VPC Connectivity — Concept
How to connect VPCs to each other, to other accounts, and to specific services privately.
VPC Peering
- 1:1 connection between two VPCs (same or different accounts/regions).
- Non-transitive — A↔B and B↔C does NOT give A↔C.
- CIDR ranges must not overlap.
- Update route tables in both VPCs to reach the peer.
- Cheap, point-to-point. Becomes a mess at scale.
Transit Gateway (TGW)
- Regional hub that connects many VPCs, VPNs, Direct Connect Gateways, and even peer TGWs in other regions.
- Transitive routing — every attachment can reach others via TGW route tables.
- Use when you have 10+ VPCs or hub-and-spoke topology.
- TGW route table per attachment lets you segment (e.g. prod / dev / shared services).

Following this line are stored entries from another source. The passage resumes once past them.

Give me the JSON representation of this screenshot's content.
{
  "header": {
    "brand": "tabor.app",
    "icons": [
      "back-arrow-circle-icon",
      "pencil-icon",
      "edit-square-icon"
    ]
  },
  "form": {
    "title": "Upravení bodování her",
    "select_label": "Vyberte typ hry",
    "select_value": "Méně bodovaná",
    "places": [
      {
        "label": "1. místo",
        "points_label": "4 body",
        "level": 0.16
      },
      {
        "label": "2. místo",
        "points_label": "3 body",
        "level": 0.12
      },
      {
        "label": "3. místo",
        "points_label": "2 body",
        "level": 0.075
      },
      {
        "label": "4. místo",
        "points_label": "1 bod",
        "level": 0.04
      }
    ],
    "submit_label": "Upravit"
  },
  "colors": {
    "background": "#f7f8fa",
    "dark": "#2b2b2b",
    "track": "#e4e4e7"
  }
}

PrivateLink (Interface VPC Endpoint)
- Exposes a service (yours or AWS's) as an ENI with private IP in your VPC.
- Traffic stays on AWS backbone (no internet).
- Producer side: NLB-backed VPC Endpoint Service.

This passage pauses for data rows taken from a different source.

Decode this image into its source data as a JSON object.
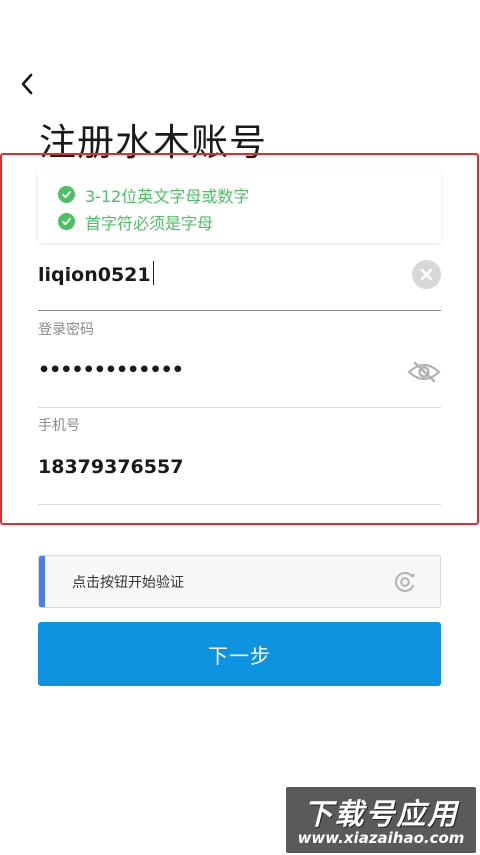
{
  "header": {
    "title": "注册水木账号"
  },
  "hints": [
    {
      "text": "3-12位英文字母或数字"
    },
    {
      "text": "首字符必须是字母"
    }
  ],
  "username": {
    "value": "liqion0521"
  },
  "password": {
    "label": "登录密码",
    "value": "•••••••••••••"
  },
  "phone": {
    "label": "手机号",
    "value": "18379376557"
  },
  "verify": {
    "text": "点击按钮开始验证"
  },
  "next_button": {
    "label": "下一步"
  },
  "watermark": {
    "title": "下载号应用",
    "url": "www.xiazaihao.com"
  },
  "colors": {
    "accent": "#0d93df",
    "success": "#4cc063",
    "highlight_border": "#e32b2b",
    "verify_bar": "#4a7cf0"
  },
  "icons": {
    "back": "chevron-left-icon",
    "hint_check": "check-circle-icon",
    "clear": "clear-icon",
    "password_toggle": "eye-off-icon",
    "verify": "refresh-verify-icon"
  }
}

- Consumer side: Interface Endpoint that connects to the service.
- Used by SaaS vendors to expose to customer VPCs without VPC peering / IP-overlap pain.
Gateway Endpoint
- Free, route-table-based.
- Only for S3 and DynamoDB.
- Lets private subnets reach those services without NAT.
Comparison (very common exam question)
| Need | Choice |
|---|---|
| 2 VPCs talking, simple | VPC Peering |
| Many VPCs + on-prem in a region | Transit Gateway |
| Cross-region many-VPC mesh | TGW peering (or Cloud WAN) |
| One service consumed from many VPCs | PrivateLink (Interface Endpoint) |
| Private access to S3 / DynamoDB | Gateway Endpoint |
| Private access to most AWS APIs | Interface Endpoint (PrivateLink) |
VPN (Site-to-Site VPN)
- IPsec tunnel from on-prem Customer Gateway (CGW) → AWS Virtual Private Gateway (VGW) or TGW.
- Two tunnels per connection (HA).
- Encrypted over public internet. Throughput ~1.25 Gbps per tunnel.
- Quick to set up, but limited bandwidth and unpredictable internet latency.
AWS Direct Connect (DX)
- Dedicated physical link (1/10/100 Gbps) from your DC/colo to an AWS DX location.
- Private connectivity, predictable latency, often cheaper at scale.
- Sub-types:
- Dedicated = your own physical port.
- Hosted = partner-provided slice.
- Takes weeks to provision (cable install).
- Two VIFs:
- Private VIF → reach VPCs (via VGW or DX Gateway).
- Public VIF → reach AWS public services (S3, DynamoDB) over private link.
- Transit VIF → connect to a TGW via DX Gateway (reach many VPCs / regions).
- Add an IPsec VPN over DX for encryption.
DX Gateway
- Lets one Direct Connect reach multiple VPCs in multiple regions through their VGWs or a TGW.
Hybrid pattern (memorize)
DX as primary for bandwidth + predictability, VPN as failover over the internet.
Common exam scenarios
- "15 VPCs across 3 accounts must communicate" → Transit Gateway.
- "On-prem app needs 10 Gbps consistent link to AWS" → Direct Connect.
- "Set up hybrid in 1 hour while DX is being provisioned" → Site-to-Site VPN as interim.
- "DX is not encrypted by default — meet compliance" → run IPsec VPN over DX.
- "SaaS vendor wants to expose API into customer VPCs without IP overlap concerns" → PrivateLink.
- "Avoid NAT data charges for S3 traffic from private subnet" → Gateway Endpoint for S3.
- "Two VPCs in same region, simple low-cost connection" → VPC Peering.
Exam tip
- Transitive routing = TGW (peering is not transitive).
- Encrypted hybrid by default = VPN (DX is not encrypted unless you add VPN on top).
- Private access to AWS service from a VPC → first try Gateway Endpoint (S3/DDB), else Interface Endpoint (PrivateLink).